For those not initiated into the details of the Jena case, the nooses mentioned sparked a series of interracial fights. The LaSalle response was to call in the bombastic District Attorney J. Walter Reed to address the school. Take note of Reed, as if there is any single cause for Jena going from a shrug-worthy story of racial tension to a national incident where the assailants become the martyrs, it’s him.
Reed “addressed” the students by threatening them with vicious legal action. Then followed what the newspapers usually stash down at the end of any article about Jena, if print at all, which was a series of assaults inspired by and involving one of the Jena Six - Robert Bailey, Jr. Eventually Junior’s rascally behavior reached a grim head as he and his five famous cohorts jumped Justin Barker.
It might have all still fizzled away had not Reed made good on his promise. Acting on the vow he made to the assembly at LaSalle’s school, Reed threw the book at the Six. He stuck to his guns despite community protest, keeping the charges harsh - “assault with intent” - and the poor-weather patriots of the burned out civil rights movement smelled blood in the water.
Next thing you know, two of the six kids who ambushed and gang-beat another kid were being honored at the BET awards.
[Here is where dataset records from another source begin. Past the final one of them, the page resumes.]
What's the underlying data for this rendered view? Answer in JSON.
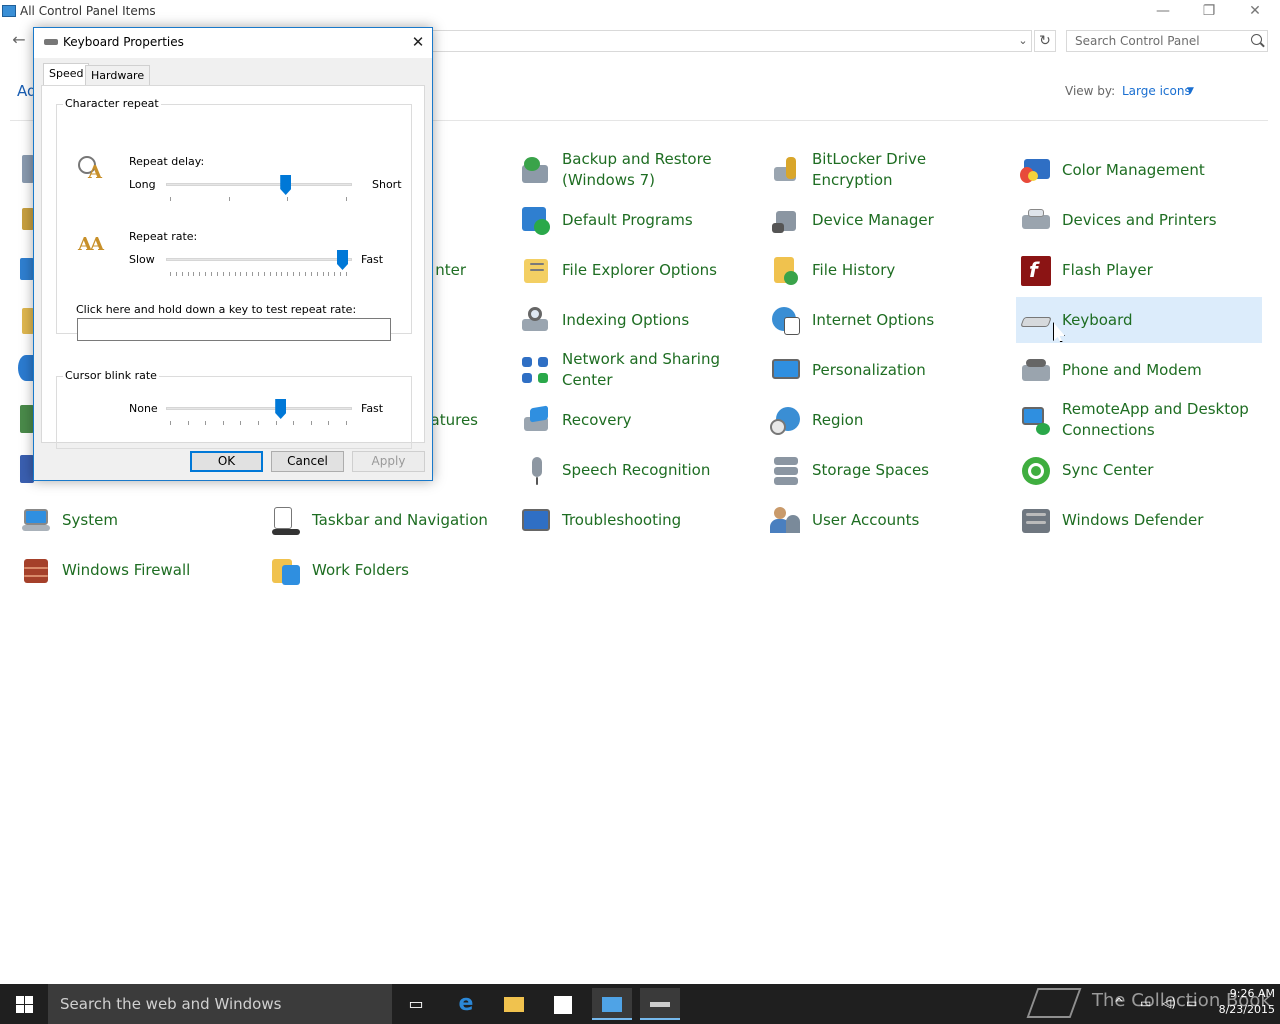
{
  "window": {
    "title": "All Control Panel Items",
    "minimize": "—",
    "restore": "❐",
    "close": "✕"
  },
  "nav": {
    "back": "←",
    "search_placeholder": "Search Control Panel",
    "addr_caret": "⌄",
    "refresh": "↻"
  },
  "header": {
    "adjust_partial": "Ad",
    "view_by_label": "View by:",
    "view_by_value": "Large icons",
    "view_by_caret": "▼"
  },
  "items": [
    {
      "label": "Backup and Restore (Windows 7)",
      "icon": "backup-icon"
    },
    {
      "label": "BitLocker Drive Encryption",
      "icon": "bitlocker-icon"
    },
    {
      "label": "Color Management",
      "icon": "color-management-icon"
    },
    {
      "label": "Default Programs",
      "icon": "default-programs-icon"
    },
    {
      "label": "Device Manager",
      "icon": "device-manager-icon"
    },
    {
      "label": "Devices and Printers",
      "icon": "printer-icon"
    },
    {
      "label": "nter",
      "icon": ""
    },
    {
      "label": "File Explorer Options",
      "icon": "folder-options-icon"
    },
    {
      "label": "File History",
      "icon": "file-history-icon"
    },
    {
      "label": "Flash Player",
      "icon": "flash-icon"
    },
    {
      "label": "Indexing Options",
      "icon": "indexing-icon"
    },
    {
      "label": "Internet Options",
      "icon": "internet-options-icon"
    },
    {
      "label": "Keyboard",
      "icon": "keyboard-icon"
    },
    {
      "label": "Network and Sharing Center",
      "icon": "network-icon"
    },
    {
      "label": "Personalization",
      "icon": "personalization-icon"
    },
    {
      "label": "Phone and Modem",
      "icon": "phone-icon"
    },
    {
      "label": "atures",
      "icon": ""
    },
    {
      "label": "Recovery",
      "icon": "recovery-icon"
    },
    {
      "label": "Region",
      "icon": "region-icon"
    },
    {
      "label": "RemoteApp and Desktop Connections",
      "icon": "remoteapp-icon"
    },
    {
      "label": "Speech Recognition",
      "icon": "microphone-icon"
    },
    {
      "label": "Storage Spaces",
      "icon": "storage-icon"
    },
    {
      "label": "Sync Center",
      "icon": "sync-icon"
    },
    {
      "label": "System",
      "icon": "system-icon"
    },
    {
      "label": "Taskbar and Navigation",
      "icon": "taskbar-icon"
    },
    {
      "label": "Troubleshooting",
      "icon": "troubleshooting-icon"
    },
    {
      "label": "User Accounts",
      "icon": "users-icon"
    },
    {
      "label": "Windows Defender",
      "icon": "defender-icon"
    },
    {
      "label": "Windows Firewall",
      "icon": "firewall-icon"
    },
    {
      "label": "Work Folders",
      "icon": "work-folders-icon"
    }
  ],
  "dialog": {
    "title": "Keyboard Properties",
    "close": "✕",
    "tabs": [
      "Speed",
      "Hardware"
    ],
    "char_repeat_group": "Character repeat",
    "repeat_delay_label": "Repeat delay:",
    "delay_low": "Long",
    "delay_high": "Short",
    "repeat_delay_level": 0.66,
    "repeat_rate_label": "Repeat rate:",
    "rate_low": "Slow",
    "rate_high": "Fast",
    "repeat_rate_level": 1.0,
    "test_label": "Click here and hold down a key to test repeat rate:",
    "test_value": "",
    "blink_group": "Cursor blink rate",
    "blink_low": "None",
    "blink_high": "Fast",
    "blink_level": 0.63,
    "ok": "OK",
    "cancel": "Cancel",
    "apply": "Apply"
  },
  "taskbar": {
    "search_text": "Search the web and Windows",
    "time": "9:26 AM",
    "date": "8/23/2015",
    "watermark": "The Collection Book"
  },
  "colors": {
    "link_green": "#1e6d22",
    "accent": "#0078d7",
    "selection": "#dcecfb"
  }
}
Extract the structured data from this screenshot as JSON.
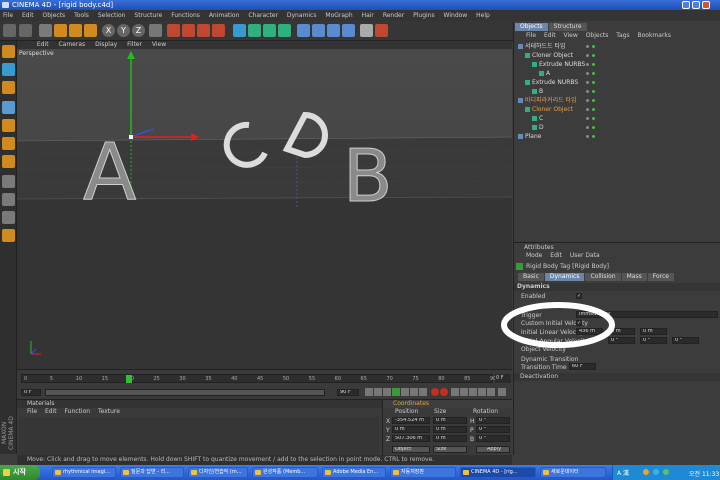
{
  "window": {
    "title": "CINEMA 4D - [rigid body.c4d]"
  },
  "menu": [
    "File",
    "Edit",
    "Objects",
    "Tools",
    "Selection",
    "Structure",
    "Functions",
    "Animation",
    "Character",
    "Dynamics",
    "MoGraph",
    "Hair",
    "Render",
    "Plugins",
    "Window",
    "Help"
  ],
  "toolbar": {
    "axis_labels": [
      "X",
      "Y",
      "Z"
    ]
  },
  "viewport": {
    "menu": [
      "Edit",
      "Cameras",
      "Display",
      "Filter",
      "View"
    ],
    "label": "Perspective",
    "scene_letters": [
      "A",
      "B"
    ]
  },
  "timeline": {
    "ticks": [
      "0",
      "5",
      "10",
      "15",
      "20",
      "25",
      "30",
      "35",
      "40",
      "45",
      "50",
      "55",
      "60",
      "65",
      "70",
      "75",
      "80",
      "85",
      "90"
    ],
    "current_frame": "0 F",
    "end_frame": "90 F",
    "end_field": "0 F",
    "start_field": "0 F"
  },
  "materials": {
    "title": "Materials",
    "menu": [
      "File",
      "Edit",
      "Function",
      "Texture"
    ]
  },
  "coordinates": {
    "title": "Coordinates",
    "headers": [
      "Position",
      "Size",
      "Rotation"
    ],
    "rows": [
      {
        "axis": "X",
        "pos": "-354.524 m",
        "size": "0 m",
        "rot_label": "H",
        "rot": "0 °"
      },
      {
        "axis": "Y",
        "pos": "0 m",
        "size": "0 m",
        "rot_label": "P",
        "rot": "0 °"
      },
      {
        "axis": "Z",
        "pos": "507.306 m",
        "size": "0 m",
        "rot_label": "B",
        "rot": "0 °"
      }
    ],
    "mode": "Object",
    "size_mode": "Size",
    "apply": "Apply"
  },
  "objects": {
    "tabs": [
      "Objects",
      "Structure"
    ],
    "menu": [
      "File",
      "Edit",
      "View",
      "Objects",
      "Tags",
      "Bookmarks"
    ],
    "rows": [
      {
        "label": "서테하드드 타입",
        "indent": 0,
        "color": "#dddddd"
      },
      {
        "label": "Cloner Object",
        "indent": 1,
        "color": "#dddddd"
      },
      {
        "label": "Extrude NURBS",
        "indent": 2,
        "color": "#dddddd"
      },
      {
        "label": "A",
        "indent": 3,
        "color": "#dddddd"
      },
      {
        "label": "Extrude NURBS",
        "indent": 1,
        "color": "#dddddd"
      },
      {
        "label": "B",
        "indent": 2,
        "color": "#dddddd"
      },
      {
        "label": "바디피라커리드 타입",
        "indent": 0,
        "color": "#e8a040"
      },
      {
        "label": "Cloner Object",
        "indent": 1,
        "color": "#e8a040"
      },
      {
        "label": "C",
        "indent": 2,
        "color": "#dddddd"
      },
      {
        "label": "D",
        "indent": 2,
        "color": "#dddddd"
      },
      {
        "label": "Plane",
        "indent": 0,
        "color": "#dddddd"
      }
    ]
  },
  "attributes": {
    "title": "Attributes",
    "menu": [
      "Mode",
      "Edit",
      "User Data"
    ],
    "tag_title": "Rigid Body Tag [Rigid Body]",
    "tabs": [
      "Basic",
      "Dynamics",
      "Collision",
      "Mass",
      "Force"
    ],
    "section": "Dynamics",
    "enabled_label": "Enabled",
    "trigger_label": "Trigger",
    "trigger_value": "Immediately",
    "custom_velocity": "Custom Initial Velocity",
    "linear_velocity_label": "Initial Linear Velocity",
    "linear_velocity": [
      "436 m",
      "0 m",
      "0 m"
    ],
    "angular_velocity_label": "Initial Angular Velocity",
    "angular_velocity": [
      "0 °",
      "0 °",
      "0 °"
    ],
    "object_velocity": "Object Velocity",
    "dyn_transition": "Dynamic Transition",
    "transition_time_label": "Transition Time",
    "transition_time": "60 F",
    "deactivation": "Deactivation"
  },
  "status": {
    "text": "Move: Click and drag to move elements. Hold down SHIFT to quantize movement / add to the selection in point mode. CTRL to remove."
  },
  "side_brand": "MAXON CINEMA 4D",
  "taskbar": {
    "start": "시작",
    "items": [
      "rhythmical imagi...",
      "질문과 답변 - 리...",
      "디자인/연습작 (m...",
      "완성작품 (Memb...",
      "Adobe Media En...",
      "자동저장판",
      "CINEMA 4D - [rig...",
      "새로운데이터"
    ],
    "tray": "A 漢",
    "clock": "오전 11:33"
  },
  "colors": {
    "accent": "#5a7fb4",
    "highlight": "#e8a040",
    "x_axis": "#e02020",
    "y_axis": "#20c020",
    "z_axis": "#3050f0"
  }
}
Quite a few aspects of this case are offensive, and not just because it shows how pathetic civil rights activism has become - as ignores issues like the actual epidemic racism of our prison system - but because of the basis of its outrage. If Reed and Reed alone was its target, that would be different. But by making the Six out as pathetic victims worthy of being honored, it accepts the notion that they are so bestial that they can’t be blamed for the most craven violent action - the nooses drove them to it. And to that, I have to wonder, are they serious? We have to hold minorities to a lesser standard of behavior because they can’t control their emotions enough to not break the law?
That’s a long way from the philosophy brilliantly outlined in “Letters From A Birmingham Jail”.
But if emotionalism is going to be the mettle of the day, not high-minded idealism, then Barker’s suit may prove two can play at that game: After all, with a weepy Louisiana jury counting the stitches in his head, punitive damages can climb mighty high.